Dès le départ, la table est mise. Lorsque le navire qui transporte notre jeune héros pénètre dans le port de New York, il aperçoit la statue de la liberté qui tient à bout de bras... son épée! Nous ne sommes donc pas exactement dans l'Amérique telle que nous la connaissons, mais bien dans une Amérique qui a été poussée à son extrême, un endroit plus capitaliste, plus sauvage et plus cruel, mais tout de même plausible et crédible.

L'histoire est celle d'un jeune Allemand de 17 ans, Karl Rossman, qui est forcé de s'exiler en Amérique après avoir engrossé la bonne, événement dans lequel et comme dans tout le reste, il fait figure de victime. Car en toute chose, Rossman est ce jeunot naïf et inexpérimenté qui traverse la vie avec insouciance et qui fait confiance trop facilement. Si de temps à autres, certaines personnes lui viennent en aide, dans la plupart des cas, les gens qui l'entourent ont des intentions beaucoup plus égoïstes et ne cherchent qu'à exploiter le jeune homme sans le moindre scrupule. En fait, la plupart des gens qu'il rencontre sur son chemin sont tordus d'une manière ou d'une autre. À travers les rencontres de ce jeune exilé, on découvre cette Amérique du début du XXe siècle, un endroit qui ne pardonne pas mais où, étrangement, des opportunités parfois imprévues se présentent au tournant d'un chemin.

Le scénario coule à un bon rythme et on ne sent pas du tout que Godbout coupe les coins ronds, qu'il tente de passer trop vite ou qu'il s'attarde inutilement sur certaines scènes. Le roman original ne semble pas être pour lui une contrainte, mais plutôt un tremplin et une source d'inspiration. Les situations dans lesquelles se retrouve Rossman sont tantôt tragiques, tantôt comiques et toujours divertissantes et captivantes. En fait, cette BD m'a hypnotisé.

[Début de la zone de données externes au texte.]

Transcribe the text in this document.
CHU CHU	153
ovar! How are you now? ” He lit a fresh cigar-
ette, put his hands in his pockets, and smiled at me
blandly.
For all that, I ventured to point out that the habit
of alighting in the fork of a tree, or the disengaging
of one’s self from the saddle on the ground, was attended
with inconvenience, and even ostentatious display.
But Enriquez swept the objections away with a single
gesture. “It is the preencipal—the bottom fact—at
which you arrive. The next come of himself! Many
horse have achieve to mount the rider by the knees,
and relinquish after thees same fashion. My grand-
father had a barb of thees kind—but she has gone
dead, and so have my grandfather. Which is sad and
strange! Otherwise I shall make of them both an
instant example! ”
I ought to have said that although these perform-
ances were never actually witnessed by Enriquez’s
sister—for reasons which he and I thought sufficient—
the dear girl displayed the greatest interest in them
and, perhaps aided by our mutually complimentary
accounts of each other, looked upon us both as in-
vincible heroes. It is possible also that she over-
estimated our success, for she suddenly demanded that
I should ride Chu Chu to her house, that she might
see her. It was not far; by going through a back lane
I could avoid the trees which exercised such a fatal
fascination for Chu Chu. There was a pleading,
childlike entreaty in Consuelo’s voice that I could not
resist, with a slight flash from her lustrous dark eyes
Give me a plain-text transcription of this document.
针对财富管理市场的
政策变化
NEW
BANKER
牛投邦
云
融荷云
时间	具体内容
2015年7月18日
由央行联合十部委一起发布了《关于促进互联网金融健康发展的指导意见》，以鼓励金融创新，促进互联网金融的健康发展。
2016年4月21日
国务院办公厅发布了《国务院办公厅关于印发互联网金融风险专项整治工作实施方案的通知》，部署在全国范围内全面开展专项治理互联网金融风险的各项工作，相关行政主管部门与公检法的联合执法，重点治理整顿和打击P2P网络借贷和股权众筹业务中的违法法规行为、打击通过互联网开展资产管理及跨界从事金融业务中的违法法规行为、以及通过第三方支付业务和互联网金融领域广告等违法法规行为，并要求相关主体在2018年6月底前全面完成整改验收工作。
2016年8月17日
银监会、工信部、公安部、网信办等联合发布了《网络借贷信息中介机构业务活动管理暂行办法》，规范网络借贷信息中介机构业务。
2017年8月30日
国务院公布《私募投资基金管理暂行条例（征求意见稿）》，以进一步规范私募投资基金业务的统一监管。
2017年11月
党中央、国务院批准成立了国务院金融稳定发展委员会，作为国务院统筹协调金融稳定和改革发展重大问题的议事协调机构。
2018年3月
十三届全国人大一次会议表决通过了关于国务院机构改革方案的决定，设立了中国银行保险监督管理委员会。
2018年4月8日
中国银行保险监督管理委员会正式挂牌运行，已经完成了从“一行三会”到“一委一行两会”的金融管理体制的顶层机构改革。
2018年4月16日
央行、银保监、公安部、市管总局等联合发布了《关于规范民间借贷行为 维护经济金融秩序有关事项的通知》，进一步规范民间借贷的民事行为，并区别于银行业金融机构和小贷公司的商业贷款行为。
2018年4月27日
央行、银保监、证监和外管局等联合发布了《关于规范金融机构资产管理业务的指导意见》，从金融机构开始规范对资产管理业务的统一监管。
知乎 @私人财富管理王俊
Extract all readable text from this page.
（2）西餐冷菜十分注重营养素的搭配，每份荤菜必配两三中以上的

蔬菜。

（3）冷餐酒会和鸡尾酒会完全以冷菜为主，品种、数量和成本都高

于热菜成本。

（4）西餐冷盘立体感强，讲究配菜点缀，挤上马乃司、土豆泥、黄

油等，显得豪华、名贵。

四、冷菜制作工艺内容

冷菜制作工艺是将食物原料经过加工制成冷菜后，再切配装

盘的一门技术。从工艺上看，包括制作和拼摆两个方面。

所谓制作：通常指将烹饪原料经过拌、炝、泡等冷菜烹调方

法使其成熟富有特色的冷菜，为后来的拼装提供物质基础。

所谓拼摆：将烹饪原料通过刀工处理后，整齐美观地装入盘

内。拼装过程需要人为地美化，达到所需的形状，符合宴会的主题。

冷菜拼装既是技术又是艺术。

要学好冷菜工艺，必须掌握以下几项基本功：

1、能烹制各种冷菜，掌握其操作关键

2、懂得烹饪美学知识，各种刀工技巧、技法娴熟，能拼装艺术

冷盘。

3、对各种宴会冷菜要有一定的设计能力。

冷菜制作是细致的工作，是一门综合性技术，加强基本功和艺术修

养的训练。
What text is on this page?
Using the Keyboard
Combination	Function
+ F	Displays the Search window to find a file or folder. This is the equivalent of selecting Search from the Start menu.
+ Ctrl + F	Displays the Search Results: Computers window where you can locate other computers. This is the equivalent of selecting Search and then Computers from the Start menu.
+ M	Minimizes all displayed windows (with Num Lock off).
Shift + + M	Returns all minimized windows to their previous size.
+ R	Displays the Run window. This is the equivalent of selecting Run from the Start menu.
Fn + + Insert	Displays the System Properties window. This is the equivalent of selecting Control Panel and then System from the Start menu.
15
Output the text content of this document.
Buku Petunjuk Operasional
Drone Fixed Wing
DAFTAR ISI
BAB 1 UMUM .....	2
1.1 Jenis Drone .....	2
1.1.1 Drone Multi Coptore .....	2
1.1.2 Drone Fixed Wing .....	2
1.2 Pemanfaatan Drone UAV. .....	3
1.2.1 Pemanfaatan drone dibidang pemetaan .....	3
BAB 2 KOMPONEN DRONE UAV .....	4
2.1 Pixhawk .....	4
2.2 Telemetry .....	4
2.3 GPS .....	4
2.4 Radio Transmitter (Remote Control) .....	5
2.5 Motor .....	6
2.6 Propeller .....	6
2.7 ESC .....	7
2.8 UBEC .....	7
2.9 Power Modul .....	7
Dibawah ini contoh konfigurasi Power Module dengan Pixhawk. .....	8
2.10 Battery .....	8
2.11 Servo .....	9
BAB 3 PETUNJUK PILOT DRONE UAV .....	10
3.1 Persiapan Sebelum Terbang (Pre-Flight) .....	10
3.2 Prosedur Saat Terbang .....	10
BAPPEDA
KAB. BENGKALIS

Pour ce qui est des dessins... les mots me manquent. Ceci est l'oeuvre la plus renversante de Godbout. Cet artiste accompli est au sommet de son art. Certaines planches sont tout simplement renversantes. Il est intéressant de souligner que Godbout y a consacré les SEPT dernières années! Et ça se voit. Ses planches sont vraiment superbes. Les scènes de ville sont particulièrement impressionnantes et riches en détails qui sont rendus encore plus évidents par l'absence de couleurs. Pour ce qui est des personnages, ils sont expressifs à souhait, comme seul Godbout sait les dessiner. J'ai toujours adoré Godbout, mais c'est véritablement à un super-Godbout auquel on a droit ici. Je n'exagère pas, je parle d'un niveau de maîtrise et de sophistication parfaitement comparable à un Hergé! Il mérite sa place parmi les très grands noms de la bande dessinée.

Ça me brise le coeur de l'écrire, mais s'il était né Belge ou Français, il serait indubitablement considéré à sa juste valeur.

Bref, cette BD est un véritable chef-d'oeuvre et doit absolument être lue pour être crue. Chapeau au maître incontesté de la BD québécoise et espérons qu'il ne faudra pas attendre sept autres années avant d'avoir le privilège de se mettre du Godbout sous la dent!